All of this relates to certain facts about symmetric matrices from linear algebra:

  • A symmetric matrix $A$ has the property that $\textbf{v}^TA\textbf{v} > 0$ for all nonzero vectors $\textbf{v}$ if and only if $A$ has all positive eigenvalues. (Such a matrix is called positive definite.)

  • A symmetric matrix $A$ has the property that $\textbf{v}^TA\textbf{v} < 0$ for all nonzero vectors $\textbf{v}$ if and only if $A$ has all negative eigenvalues. (Such a matrix is called negative definite.)

  • A symmetric matrix $A$ satisfies $\textbf{v}^TA\textbf{v} > 0$ for some vectors and $\textbf{v}^TA\textbf{v} < 0$ for other vectors if and only if it has at least one positive eigenvalue and at least one negative eigenvalue.

Applying these facts to the Hessian gives:

  • If $p$ is a critical point for $f$ and $Hf_p$ is positive definite, then $p$ is a local minimum for $f$.

  • If $p$ is a critical point for $f$ and $Hf_p$ is negative definite, then $p$ is a local maximum for $f$.

  • If $p$ is a critical point for $f$ and $Hf_p$ has at least one positive eigenvalue and at least one negative eigenvalue, then $p$ is a saddle point for $f$.

For a $2\times 2$ matrix, you can determine the signs of the eigenvalues by investigating the trace and the determinant. This is because the trace of a matrix is the sum of its eigenvalues, and the determinant of a matrix is the product of its eigenvalues. In particular:

  • A $2\times 2$ matrix has two positive eigenvalues if and only if the trace and determinant are both positive

  • A $2\times 2$ matrix has two negative eigenvalues if and only if the trace is negative and the determinant is positive.

  • A $2\times 2$ matrix has one positive and one negative eigenvalue if and only if the determinant is negative.

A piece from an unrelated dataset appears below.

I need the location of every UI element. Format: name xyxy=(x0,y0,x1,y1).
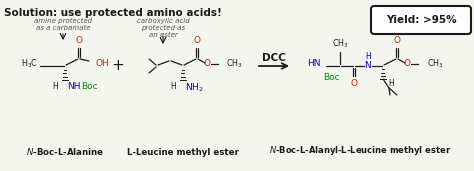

Note that these statements don't hold for $3\times 3$ or larger matrices. For example, a $3\times 3$ matrix with eigenvalues $-2,-1,10$ will have positive trace ($7$) and positive determinant ($20$). For such a matrix, you really have to determine the eigenvalues explicitly, or use something like Sylvester's criterion to determine whether the Hessian is positive definite, negative definite, or neither.

Edit: Since this seems to be my main post about the Hessian, I should mention that the Hessian can also be interpreted as the matrix for a symmetric bilinear form: $$ (\mathbf{v},\mathbf{w}) \,\mapsto\, \mathbf{v}^T(Hf_p)\mathbf{w}. $$ This bilinear form represents the "mixed" second directional derivative of $f$ in the directions of $\mathbf{v}$ and $\mathbf{w}$. That is, if $D_{\mathbf{v}}f$ represents the directional derivative of $f$ in the direction of $\mathbf{v}$, then $$ \mathbf{v}^T(Hf)\mathbf{w} \,=\, D_{\mathbf{v}}D_{\mathbf{w}}f = D_{\mathbf{w}}D_{\mathbf{v}}f. $$ Equivalently, $$ \mathbf{v}^T(Hf_p)\mathbf{w} \,=\, \frac{\partial^2}{\partial s\,\partial t}\bigl[f(p+s\mathbf{v}+t\mathbf{w})\bigr]\biggr|_{s,t=0}. $$ When $\mathbf{v}=\mathbf{w}$ this reduces the to second directional derivative in the direction of $\mathbf{v}$ described above.